Hammer and nail are a perfect duo. However, when a hammer becomes the only tool you reach for, it distorts perception. In this proverb, the message is that if you always hold a hammer and see everything as a nail, you will forever be seeing this world through a single, fixed way of thinking.

It was a simple, concrete way for my teacher to educate me about not being hindered by my preconceived notions—my “hammer”—when seeing the world. It’s about teaching kids to have an open mind and think outside of the box sometimes.

Context:

My interviewee first encountered this proverb in China, shared by a teacher when she was attending a summer camp as an elementary school student.

Analysis:

This proverb is an educative proverb that teaches the audience about cognitive bias using the metaphor of a hammer and nail. It is vernacular because, while this was shared in a summer camp by a teacher, this proverb wasn’t in the textbook, and neither was it formally written down.
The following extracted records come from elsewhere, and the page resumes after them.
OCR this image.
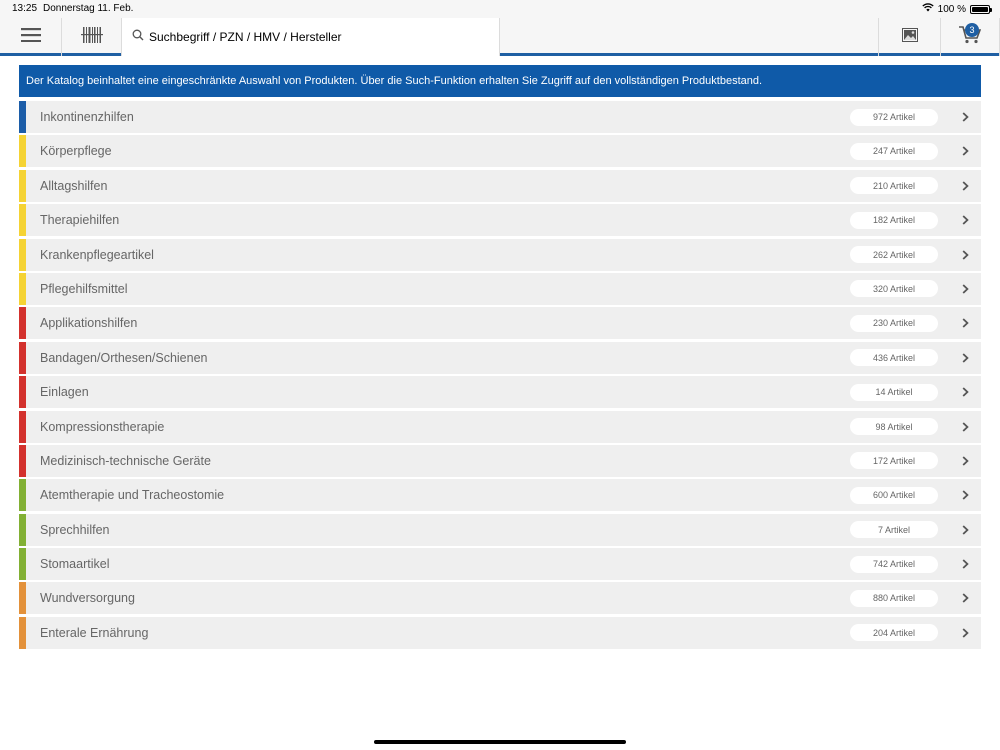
13:25 Donnerstag 11. Feb.	100 %
Suchbegriff / PZN / HMV / Hersteller	3
Der Katalog beinhaltet eine eingeschränkte Auswahl von Produkten. Über die Such-Funktion erhalten Sie Zugriff auf den vollständigen Produktbestand.
Inkontinenzhilfen	972 Artikel
Körperpflege	247 Artikel
Alltagshilfen	210 Artikel
Therapiehilfen	182 Artikel
Krankenpflegeartikel	262 Artikel
Pflegehilfsmittel	320 Artikel
Applikationshilfen	230 Artikel
Bandagen/Orthesen/Schienen	436 Artikel
Einlagen	14 Artikel
Kompressionstherapie	98 Artikel
Medizinisch-technische Geräte	172 Artikel
Atemtherapie und Tracheostomie	600 Artikel
Sprechhilfen	7 Artikel
Stomaartikel	742 Artikel
Wundversorgung	880 Artikel
Enterale Ernährung	204 Artikel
It’s essentially a metaphor about having an open mindset: it warns against the human tendency to fit problems to our existing solutions rather than seeking solutions suited to the actual problem.

Genre analysis:
Metaphorical structure: This proverb’s metaphorical structure—using a concrete, well-known physical object to metaphorically render an abstract lesson—is characteristic of a proverb.

Sentence structure / phoenetics: In addition, the sentence structure in Chinese—each clause having the exact same number of Chinese characters—makes this proverb rhyme and easier to remember and tell from a structural/phonetic perspective.